Through it all, I had to dig, ask a lot of questions, and be ok with asking for help. That in itself was a good exercise for someone typically running things. This isn’t something people talk about a lot and I hope that will change in the future, as we need to make it easier for small business owners to have kids without it having to all be work.

Someone asked me recently what my biggest lesson was from my time on maternity leave, and without hesitation, I told them, “I thought everything would fall apart without me. And it didn’t. I’m not indispensable the way I thought I was.” It was humbling. But it was also incredible to see things run (mostly) smoothly in my absence and it was a good test for the future.
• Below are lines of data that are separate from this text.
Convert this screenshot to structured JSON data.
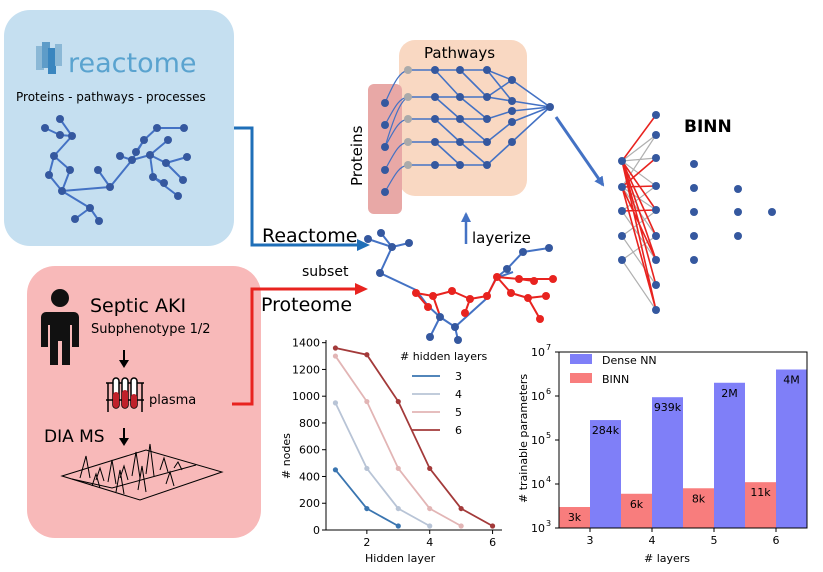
{
  "reactome": {
    "brand": "reactome",
    "caption": "Proteins - pathways - processes"
  },
  "patient": {
    "title": "Septic AKI",
    "subtitle": "Subphenotype  1/2",
    "sample": "plasma",
    "method": "DIA MS"
  },
  "flow": {
    "reactome_label": "Reactome",
    "subset_label": "subset",
    "proteome_label": "Proteome",
    "layerize_label": "layerize"
  },
  "pathway_box": {
    "pathways_label": "Pathways",
    "proteins_label": "Proteins"
  },
  "binn_label": "BINN",
  "colors": {
    "blue_panel": "#c5dff0",
    "red_panel": "#f8b9b9",
    "node_blue": "#35589f",
    "edge_blue": "#4472c4",
    "edge_red": "#e8231f",
    "arrow_blue": "#1f6fb8",
    "arrow_red": "#e8231f",
    "dense_bar": "#7f7ff8",
    "binn_bar": "#f87d7d"
  },
  "chart_data": [
    {
      "type": "line",
      "xlabel": "Hidden layer",
      "ylabel": "# nodes",
      "xlim": [
        0.7,
        6.3
      ],
      "ylim": [
        0,
        1420
      ],
      "xticks": [
        2,
        4,
        6
      ],
      "yticks": [
        0,
        200,
        400,
        600,
        800,
        1000,
        1200,
        1400
      ],
      "legend_title": "# hidden layers",
      "legend_position": "top-right",
      "grid": false,
      "series": [
        {
          "name": "3",
          "color": "#3a75b0",
          "x": [
            1,
            2,
            3
          ],
          "values": [
            450,
            160,
            30
          ]
        },
        {
          "name": "4",
          "color": "#b8c4d6",
          "x": [
            1,
            2,
            3,
            4
          ],
          "values": [
            950,
            460,
            160,
            30
          ]
        },
        {
          "name": "5",
          "color": "#e2b5b5",
          "x": [
            1,
            2,
            3,
            4,
            5
          ],
          "values": [
            1300,
            960,
            460,
            160,
            30
          ]
        },
        {
          "name": "6",
          "color": "#a33a3a",
          "x": [
            1,
            2,
            3,
            4,
            5,
            6
          ],
          "values": [
            1360,
            1310,
            960,
            460,
            160,
            30
          ]
        }
      ]
    },
    {
      "type": "bar",
      "scale": "log",
      "xlabel": "# layers",
      "ylabel": "# trainable parameters",
      "categories": [
        "3",
        "4",
        "5",
        "6"
      ],
      "ylim": [
        1000,
        10000000
      ],
      "ytick_labels": [
        "10^3",
        "10^4",
        "10^5",
        "10^6",
        "10^7"
      ],
      "legend_position": "top-left",
      "grid": false,
      "series": [
        {
          "name": "Dense NN",
          "values": [
            284000,
            939000,
            2000000,
            4000000
          ],
          "labels": [
            "284k",
            "939k",
            "2M",
            "4M"
          ]
        },
        {
          "name": "BINN",
          "values": [
            3000,
            6000,
            8000,
            11000
          ],
          "labels": [
            "3k",
            "6k",
            "8k",
            "11k"
          ]
        }
      ]
    }
  ]
}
It showed me I have options. And how great is that?

With that said, if you’re taking leave soon, or planning on it in the future, and want to talk more about my own experience, I would be happy to share more of my learnings. You can email me at [email protected]. And above all else, remember to have grace with yourself. Whether you’re becoming a mother for the first time or the third (or more), we’re all human and we’re all doing our best at home, and the (home) office.